The problem that I have is that I am more consistent in what is wrong than in what is right. It is difficult to kick old behavior patterns. Even if they hurt us we persist in them. We also force them on others. It is as if we feel comforted when we make others hurt with us. We call that empathy for misery does love company. We are definitely surrounded by inconsistent miseries. The Psalmist knew about it and cried out, “How long, oh Lord, will this go on” (Psalm 13:1-2)?

It is endurable to live with some fickle people, but it is extremely difficult to survive under a fickle political system. With the stroke of a pen the leader can change the law, endanger a people, order our young people to die for his ideology and whatever else he deems good, for the nation. Only, it is not the nation but his party’s perception. Actually, we are witnessing two parties at war over promises they use the voters to achieve. “We the People” are the audience in a political theater or showdown paying for the privilege to watch their performance. Most of the time it is a comedy without a plot. One thousand years BC a Preacher penned these words, “Vanity of vanities, all is vanity,” (Ecclesiastes 1:2).

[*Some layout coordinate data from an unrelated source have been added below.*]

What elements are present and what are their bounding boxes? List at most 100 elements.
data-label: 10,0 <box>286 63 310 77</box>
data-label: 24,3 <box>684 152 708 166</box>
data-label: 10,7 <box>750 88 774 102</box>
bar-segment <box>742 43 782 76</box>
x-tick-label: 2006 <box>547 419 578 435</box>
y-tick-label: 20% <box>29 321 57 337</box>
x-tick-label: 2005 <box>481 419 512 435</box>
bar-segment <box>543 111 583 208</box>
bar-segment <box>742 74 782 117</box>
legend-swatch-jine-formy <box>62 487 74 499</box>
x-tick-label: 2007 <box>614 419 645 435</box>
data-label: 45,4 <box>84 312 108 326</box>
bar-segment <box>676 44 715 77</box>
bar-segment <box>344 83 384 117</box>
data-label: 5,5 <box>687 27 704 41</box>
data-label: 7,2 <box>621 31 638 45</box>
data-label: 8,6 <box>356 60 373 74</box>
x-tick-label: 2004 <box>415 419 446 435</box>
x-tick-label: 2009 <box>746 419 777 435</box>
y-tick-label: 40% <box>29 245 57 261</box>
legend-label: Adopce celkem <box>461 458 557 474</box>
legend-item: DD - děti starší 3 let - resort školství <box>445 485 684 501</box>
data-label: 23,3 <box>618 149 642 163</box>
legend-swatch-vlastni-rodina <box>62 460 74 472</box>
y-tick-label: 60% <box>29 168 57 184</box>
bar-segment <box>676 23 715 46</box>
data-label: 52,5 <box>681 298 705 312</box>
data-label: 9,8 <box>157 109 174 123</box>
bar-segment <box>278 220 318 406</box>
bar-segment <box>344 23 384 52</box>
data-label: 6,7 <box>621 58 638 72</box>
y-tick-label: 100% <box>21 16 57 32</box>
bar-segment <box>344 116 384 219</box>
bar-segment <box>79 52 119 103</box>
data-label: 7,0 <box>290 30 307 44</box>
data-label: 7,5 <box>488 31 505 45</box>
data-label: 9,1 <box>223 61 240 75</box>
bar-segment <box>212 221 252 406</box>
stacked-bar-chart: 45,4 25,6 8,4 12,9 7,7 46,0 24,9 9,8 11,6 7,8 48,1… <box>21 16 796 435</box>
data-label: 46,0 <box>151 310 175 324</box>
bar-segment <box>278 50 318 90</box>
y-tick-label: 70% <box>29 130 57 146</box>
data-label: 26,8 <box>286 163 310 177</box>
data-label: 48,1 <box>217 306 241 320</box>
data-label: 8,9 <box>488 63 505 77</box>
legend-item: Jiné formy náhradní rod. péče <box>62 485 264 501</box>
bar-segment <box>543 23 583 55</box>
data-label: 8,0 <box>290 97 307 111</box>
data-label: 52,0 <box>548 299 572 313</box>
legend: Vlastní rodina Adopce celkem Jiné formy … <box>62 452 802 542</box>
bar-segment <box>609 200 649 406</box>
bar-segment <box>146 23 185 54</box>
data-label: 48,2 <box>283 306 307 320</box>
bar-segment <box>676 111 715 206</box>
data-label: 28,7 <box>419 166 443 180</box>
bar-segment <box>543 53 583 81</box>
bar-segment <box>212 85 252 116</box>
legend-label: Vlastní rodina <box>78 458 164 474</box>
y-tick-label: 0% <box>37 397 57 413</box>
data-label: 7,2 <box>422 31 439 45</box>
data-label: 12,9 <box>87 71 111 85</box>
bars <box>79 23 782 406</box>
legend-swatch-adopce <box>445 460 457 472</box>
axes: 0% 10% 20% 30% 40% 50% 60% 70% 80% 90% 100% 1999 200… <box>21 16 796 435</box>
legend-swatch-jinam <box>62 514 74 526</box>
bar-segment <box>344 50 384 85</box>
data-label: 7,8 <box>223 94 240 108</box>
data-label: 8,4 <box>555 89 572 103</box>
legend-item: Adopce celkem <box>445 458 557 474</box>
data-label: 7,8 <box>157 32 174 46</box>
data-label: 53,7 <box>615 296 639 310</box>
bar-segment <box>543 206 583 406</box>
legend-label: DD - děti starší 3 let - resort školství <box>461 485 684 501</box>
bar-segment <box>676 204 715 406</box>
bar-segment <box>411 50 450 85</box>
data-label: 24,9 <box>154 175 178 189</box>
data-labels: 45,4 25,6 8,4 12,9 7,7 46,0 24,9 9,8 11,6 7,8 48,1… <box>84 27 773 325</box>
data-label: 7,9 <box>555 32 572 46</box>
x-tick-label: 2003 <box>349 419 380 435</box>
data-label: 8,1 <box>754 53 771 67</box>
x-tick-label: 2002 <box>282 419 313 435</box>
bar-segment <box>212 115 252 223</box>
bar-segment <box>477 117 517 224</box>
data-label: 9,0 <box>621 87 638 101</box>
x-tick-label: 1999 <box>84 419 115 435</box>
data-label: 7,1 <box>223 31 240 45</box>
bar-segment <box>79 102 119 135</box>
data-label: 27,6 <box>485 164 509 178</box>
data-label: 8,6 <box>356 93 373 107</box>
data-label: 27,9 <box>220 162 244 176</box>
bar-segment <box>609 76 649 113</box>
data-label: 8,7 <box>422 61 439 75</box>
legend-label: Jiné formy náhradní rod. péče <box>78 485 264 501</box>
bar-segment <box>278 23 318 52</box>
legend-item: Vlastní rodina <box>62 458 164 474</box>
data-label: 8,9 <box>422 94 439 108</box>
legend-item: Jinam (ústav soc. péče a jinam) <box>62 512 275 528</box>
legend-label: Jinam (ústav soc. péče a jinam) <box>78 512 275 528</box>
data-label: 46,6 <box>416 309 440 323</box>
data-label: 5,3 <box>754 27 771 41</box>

Their performance reminds me of a guest minister at a dinner invitation, he kept on telling the hostess, that he better not eat so much for it may affect his delivery. The hostess, a bit amused, sent her daughter to listen to the preacher. When the girl returned, the mother asked how he did. The girl replied, “He might as well have ate.” There is much eating going on that reminds me of the violation of the Tenth Commandment, “You shall not covet what belongs to someone else” (Exodus 20:17). For the simple reason, if we take away from those that provide for our needs, who then shall supply us with food? The Parable of the Tenants is indicative of what happens when laborers dispose of an owner (Mark 12:1-9). It is noble for a widow to share her two pennies, but how many can be fed? (Mark 12:41-44).